The debate over the state’s massive hydroelectric potential, to the tune of 20,000 megawatts and the meagre installed capacity has grown clamorous over the years but little has moved on the ground.  The National Hydroelectric Corporation [NHPC]has over the decades deftly manoeuvred around the unstable politics of the state to establish an energy regime that is undemocratic and unrepresentative and constitutes a ‘drain of wealth’, of enormous proportions from the state.

This has been accomplished on the backs of pliant state governments, who have not leveraged the state’s water potential to the advantage of the region but sold rights of a people’s  resource without even bothering to tax the use of this water until recently.

In this manner, the state’s larger political economy has been relegated to the disempowered dark corners of a severe dependence that has not only prevented the rise of a self reliant economic infrastructure but has also enervated the politics of the region.

The hegemony of this current energy regime is so great that critical concerns in setting up of hydroelectric power projects like environment impact assessments [EIA] have been given short shrift and have been commissioned merely as formalities. Successive state governments have looked the other way, while people have been displaced largely without adequate compensation as in the case of the Baghliar Power Project in Doda district or when major concerns have been raised around environmental impact as in the case of the Kishenganga Power project in Bandipore district.

The extensive militarization of the state across its various regions especially in the past two decades is helping in consolidating this hegemony to a significant extent.
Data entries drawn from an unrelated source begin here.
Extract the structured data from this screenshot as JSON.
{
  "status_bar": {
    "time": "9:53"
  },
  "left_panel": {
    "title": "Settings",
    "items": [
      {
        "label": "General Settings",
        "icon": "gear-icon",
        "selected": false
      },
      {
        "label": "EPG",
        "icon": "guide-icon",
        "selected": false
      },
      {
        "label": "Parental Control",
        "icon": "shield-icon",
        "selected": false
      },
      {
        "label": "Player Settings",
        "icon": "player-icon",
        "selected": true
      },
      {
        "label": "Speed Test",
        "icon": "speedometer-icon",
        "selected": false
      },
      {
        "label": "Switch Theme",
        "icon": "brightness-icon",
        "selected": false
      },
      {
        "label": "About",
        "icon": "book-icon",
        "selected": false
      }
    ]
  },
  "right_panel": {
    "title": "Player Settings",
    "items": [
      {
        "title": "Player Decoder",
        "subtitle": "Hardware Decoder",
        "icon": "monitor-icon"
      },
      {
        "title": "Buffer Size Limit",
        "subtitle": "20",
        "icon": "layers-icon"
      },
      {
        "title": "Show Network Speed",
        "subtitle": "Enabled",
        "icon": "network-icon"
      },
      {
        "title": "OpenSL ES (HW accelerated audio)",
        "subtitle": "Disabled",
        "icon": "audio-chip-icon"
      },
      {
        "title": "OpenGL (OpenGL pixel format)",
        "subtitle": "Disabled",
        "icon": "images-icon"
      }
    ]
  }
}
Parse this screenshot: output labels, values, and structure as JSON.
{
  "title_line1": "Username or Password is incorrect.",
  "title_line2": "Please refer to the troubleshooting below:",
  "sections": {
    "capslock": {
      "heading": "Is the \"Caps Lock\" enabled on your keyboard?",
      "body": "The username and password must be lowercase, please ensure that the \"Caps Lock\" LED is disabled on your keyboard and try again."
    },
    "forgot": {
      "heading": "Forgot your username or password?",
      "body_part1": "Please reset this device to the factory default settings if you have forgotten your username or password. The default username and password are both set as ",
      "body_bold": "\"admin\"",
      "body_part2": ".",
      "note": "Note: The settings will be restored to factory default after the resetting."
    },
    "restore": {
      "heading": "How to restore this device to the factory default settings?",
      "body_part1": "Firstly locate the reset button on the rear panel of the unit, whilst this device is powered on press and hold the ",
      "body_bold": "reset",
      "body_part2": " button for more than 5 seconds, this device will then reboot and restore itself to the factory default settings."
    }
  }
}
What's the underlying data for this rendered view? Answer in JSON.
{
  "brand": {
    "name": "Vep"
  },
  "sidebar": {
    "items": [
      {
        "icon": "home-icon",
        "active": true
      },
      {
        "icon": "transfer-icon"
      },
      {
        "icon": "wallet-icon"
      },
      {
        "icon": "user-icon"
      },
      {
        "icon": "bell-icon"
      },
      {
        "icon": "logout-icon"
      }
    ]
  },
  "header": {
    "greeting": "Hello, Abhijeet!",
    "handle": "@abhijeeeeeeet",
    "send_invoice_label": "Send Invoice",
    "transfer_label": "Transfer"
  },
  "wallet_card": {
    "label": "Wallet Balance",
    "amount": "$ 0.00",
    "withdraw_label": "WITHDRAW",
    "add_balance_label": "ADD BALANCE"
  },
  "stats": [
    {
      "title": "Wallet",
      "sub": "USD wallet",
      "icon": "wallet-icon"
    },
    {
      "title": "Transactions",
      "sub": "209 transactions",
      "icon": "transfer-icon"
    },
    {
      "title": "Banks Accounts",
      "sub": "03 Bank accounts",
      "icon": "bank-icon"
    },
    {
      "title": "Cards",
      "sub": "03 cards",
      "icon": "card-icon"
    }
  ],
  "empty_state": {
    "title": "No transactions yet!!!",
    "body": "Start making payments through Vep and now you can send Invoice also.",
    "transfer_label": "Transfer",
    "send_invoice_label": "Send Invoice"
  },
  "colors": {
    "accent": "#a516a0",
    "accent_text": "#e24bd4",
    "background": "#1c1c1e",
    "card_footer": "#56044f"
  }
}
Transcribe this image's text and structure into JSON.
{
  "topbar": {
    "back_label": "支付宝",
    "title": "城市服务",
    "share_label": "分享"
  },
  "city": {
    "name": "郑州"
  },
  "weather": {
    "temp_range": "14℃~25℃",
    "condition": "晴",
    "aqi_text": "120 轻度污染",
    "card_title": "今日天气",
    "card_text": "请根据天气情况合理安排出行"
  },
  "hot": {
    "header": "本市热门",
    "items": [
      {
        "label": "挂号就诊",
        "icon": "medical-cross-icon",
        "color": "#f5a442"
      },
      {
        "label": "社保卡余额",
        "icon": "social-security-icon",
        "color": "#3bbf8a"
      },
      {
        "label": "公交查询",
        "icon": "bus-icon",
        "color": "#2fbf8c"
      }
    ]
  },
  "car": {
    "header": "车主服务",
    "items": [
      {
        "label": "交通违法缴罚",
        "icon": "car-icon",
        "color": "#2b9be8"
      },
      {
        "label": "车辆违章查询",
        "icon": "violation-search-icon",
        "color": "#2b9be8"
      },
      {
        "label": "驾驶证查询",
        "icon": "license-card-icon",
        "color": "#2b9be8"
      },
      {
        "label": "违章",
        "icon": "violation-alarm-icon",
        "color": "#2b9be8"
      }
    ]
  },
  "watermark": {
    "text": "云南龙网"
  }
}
The manner in which public protests have been suppressed and the strict control over access to areas like the Gurez valley by the military makes people’s movement, access and organization on an issue like this relatively difficult.

What emerges is a tightly managed synergy by an extensive military, energy and political complex to deprive a region of its infrastructural[used in the Marxian sense] potential and in the process impose an idea of development that has no representation or common consensus, on an unwilling and often restive population .In the final analysis, this scenario also inflicts environmental costs on the regions natural resources which might take not mere decades but centuries to recover.

In a political perspective, where the people cannot or have not been able to affect a change in the energy policy of the government at any level, the government’s attitude amounts to callousness.